A Column of Fire by Ken Follett
A Column of Fire is the third and, presumably, final book in Ken Follett’s Kingsbridge saga – a trilogy that has taken us from the humble 12th century beginnings of the fictional town of Kingsbridge through to the majestic Elizabethan era.
Readers settling down, expecting the same intimacy of the first two books, should be pleasantly surprised by a much more adventurous outing, both in geographical scale and historical scope. Beginning with Queen Mary exiting the world after a bloody reign, the reliable formula core to all the books is evident with disreputable characters and ruthless ambitions driving apart the two star-crossed lovers Ned and Margery. Present too are nods and glancing links to the history established in the first two books; Kingsbridge Cathedral still stands at the heart of the town, with the faithful statue of Caris adorning its top, and Margery dons Kingsbridge ScarletTM with suspicious regularity. Ancestral links to previous well-loved characters are referenced and the ‘big-bad’ gene has been reliably passed down through the generations of Fitzgeralds. However, consistent with the greater scope, the big bad badge cannot, in my opinion, be awarded to any member of the Fitzgerald or even the Shiring family (although there are contenders). Instead it can be arguably attributed to a French upstart called Pierre Aumande who, through a potent mixture of charm, manipulation and outright deceit, deftly maneuvers himself to wield political power, reeking devastation across the Paris protestant community.
The book serves up an expansive and comprehensive insight into the bloody religious conflicts that swept across the western nations.
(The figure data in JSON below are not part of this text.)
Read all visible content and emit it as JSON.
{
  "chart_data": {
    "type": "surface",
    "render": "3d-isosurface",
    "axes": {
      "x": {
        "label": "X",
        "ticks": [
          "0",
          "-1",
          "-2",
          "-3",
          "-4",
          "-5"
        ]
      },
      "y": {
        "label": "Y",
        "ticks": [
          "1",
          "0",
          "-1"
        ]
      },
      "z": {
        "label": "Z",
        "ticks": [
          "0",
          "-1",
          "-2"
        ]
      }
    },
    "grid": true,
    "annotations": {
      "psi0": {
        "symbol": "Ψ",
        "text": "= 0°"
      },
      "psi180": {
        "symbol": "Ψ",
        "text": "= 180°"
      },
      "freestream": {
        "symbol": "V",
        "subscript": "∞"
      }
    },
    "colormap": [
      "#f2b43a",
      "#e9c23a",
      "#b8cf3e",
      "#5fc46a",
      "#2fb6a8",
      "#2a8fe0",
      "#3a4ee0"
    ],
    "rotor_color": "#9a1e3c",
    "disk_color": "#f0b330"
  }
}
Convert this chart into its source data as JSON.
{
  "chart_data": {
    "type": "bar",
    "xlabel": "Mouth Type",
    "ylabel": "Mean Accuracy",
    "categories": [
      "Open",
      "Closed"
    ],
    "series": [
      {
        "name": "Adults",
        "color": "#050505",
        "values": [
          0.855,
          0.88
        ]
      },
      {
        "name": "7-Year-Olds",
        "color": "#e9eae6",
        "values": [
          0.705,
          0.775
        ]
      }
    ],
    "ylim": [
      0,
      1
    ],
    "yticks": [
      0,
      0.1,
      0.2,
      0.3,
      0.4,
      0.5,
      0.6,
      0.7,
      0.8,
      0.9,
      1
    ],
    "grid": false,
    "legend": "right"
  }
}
The narrative transports us to France, caught in the midst of a vicious and bloody civil war, to the Netherlands and as far as the West Indies. As a result, it often feels that some characters, for which Follett has carefully wooed emotional investment, are left abandoned mid-story only to be re-introduced too late for any meaningful impact to resonate. This exposes the suspicion that their sole purpose is to ensure the cross-continental religious disputes are fully represented. However, a kinder interpretation would be that the unexpected twists are a reflection of lives at the mercy of a violently divisive period, a historical time that ultimately leads to scattered lives and scattered relatives that only reunite on a few notable occasions.
Within the rich tapestry of interweaving characters, key historical figures appear with exciting regularity, including Elizabeth I, Sir Francis Drake and William Cecil. Such figures are observed through Follett’s fictional characters and with the exception of Mary Queen of Scots, can sometimes feel like cameo appearances. However, it serves to thrust the reader right to the heart of historical events and political machinations in a way not felt in the previous two outings.
As the story briskly moves through countries and through time, the number of characters can often feel overwhelming and the reader may wonder why they should care about certain individuals and how they can possibly interlink in any meaningful way. But this is a necessary and temporary by-product of the ambitious nature of the story, and Follett’s craftsmanship gently pulls the respective threads into a tight weave that is both thrilling and gratifying in equal measure.
A central message that emerges is the strength and dignity of the women, both historical and fictional. Margery and Sylvie, distorted reflections across the religious divide, mirror each other in their remarkable resilience and courage if not in their religious convictions, and Follett takes great pleasure in placing Elizabeth I and Caterina de’ Medici upon high pedestals of religious tolerance.
“A Column of Fire” is a truly enjoyable story, each richly written character taking the reader by the hand and through events that are engraved in time and into the hearts of most English school children. If the reader perseveres through the more expansive sections and forgives some contrived plot twists, they will find it difficult to put this thrilling but warmly intimate book down. At the end, you will be sorry to leave behind characters you have come to count as friends and a tumultuous, historic time made touchingly real.